In many species, particularly small, perching birds, the first moult takes place in their first autumn and replaces the juvenile plumage with a 1st-winter plumage. This is often a partial moult with head, body and wing covert feathers only being replaced; for example, the juvenile Goldfinch will acquire its red, black and white head markings.
For some species, the 1st-winter plumage will be indistinguishable from the adult plumage, but for others there will be differences. For example, the immature Blackbird can be recognised from adults by the remaining brown juvenile wing and tail feathers. For some other species the differences remain for much longer as there can be several intermediate or immature plumages between the juvenile and adult plumages. For example, sea birds, such as gulls, can take up to 4 years to reach adulthood.
Many species also have non-breeding (winter) and breeding (summer) plumages. These different plumages are often most noticeable in male birds, which have brighter colours (such as Greenfinch) or ornaments (such as Lapwing) to use in displays to attract females.
Almost every time there is a change in a bird's plumage the bird must go through the moulting process. There are occasions when the plumage changes without a moult and this arises from the feathers wearing. For example, the tips of the spotted winter plumage of the Starling wear to reveal fully the iridescent plumage, and the tips of the throat feathers of the male House Sparrow wear to reveal the black throat badge.
Moulting is costly, in terms of energy, for birds and so usually takes place when the bird is less stressed, for example, late in the summer after breeding is complete, the weather is still warm and there is still plenty of food to be found. Further, birds do not lose all their feathers at once or they would be cold and unable to fly. The moulting takes place over a period. Larger species take longer to moult than smaller ones, for example, a Tit, such as a Blue Tit, may moult all its feathers over about 6 weeks, a Herring Gull may take 6 months, but a Buzzard may take several years for a complete change of flight feathers. Also, the keratin needed to make feathers is less abundant in vegetation than in insects, so seed-eating birds, like Chaffinches, usually take a couple of weeks longer to moult than insect-eating birds, like Robins and Dunnocks.
Some species that migrate after the breeding season have a complete moult before leaving for their wintering grounds (e.g. Chiffchaff), others moult when they arrive (e.g. Garden Warbler), and still others start their moult before migrating and then complete it on arrival.
Many species that moult in the late summer also have a partial "pre-breeding" moult in the early spring to replace some body feathers and wing coverts (but not flight feathers), for example: Pied Wagtail, Spotted Flycatcher and Whitethroat. The pre-breeding plumage is usually more colourful or bolder than the winter plumage.
The large flight feathers of the wings and tail are moulted in a strategic sequence that depends on the species.

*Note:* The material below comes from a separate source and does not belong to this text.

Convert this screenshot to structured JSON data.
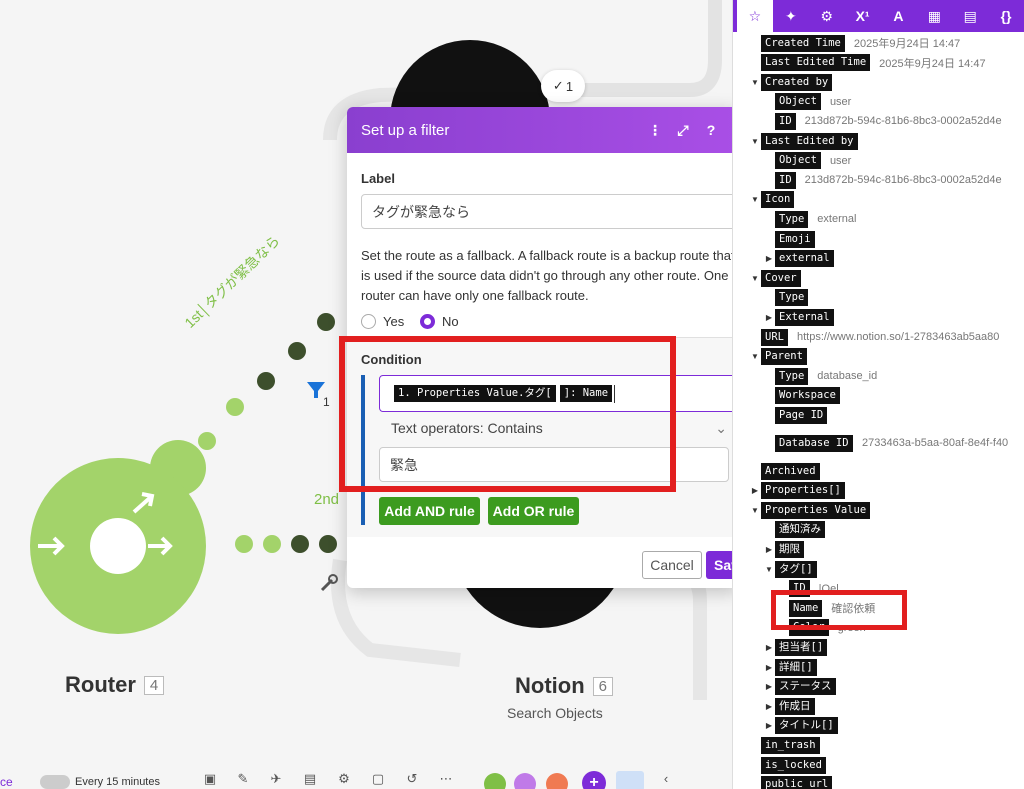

Many species moult their primary wing feathers in a strict sequence, this sequence varies from species to species, but may be from the innermost to the outermost, the outermost to the innermost, or the middlemost and then inwards and outwards.
Water birds, such as ducks, swans and auks, however, shed all the wing feathers at once and remain flightless for several weeks. During this time, the male ducks, such as Mallards, acquire a drab "eclipse" plumage, which usually resembles that of the female and offers the bird greater protection through better camouflage. The breeding plumage is then acquired late in the autumn, ready for when they mate in the winter.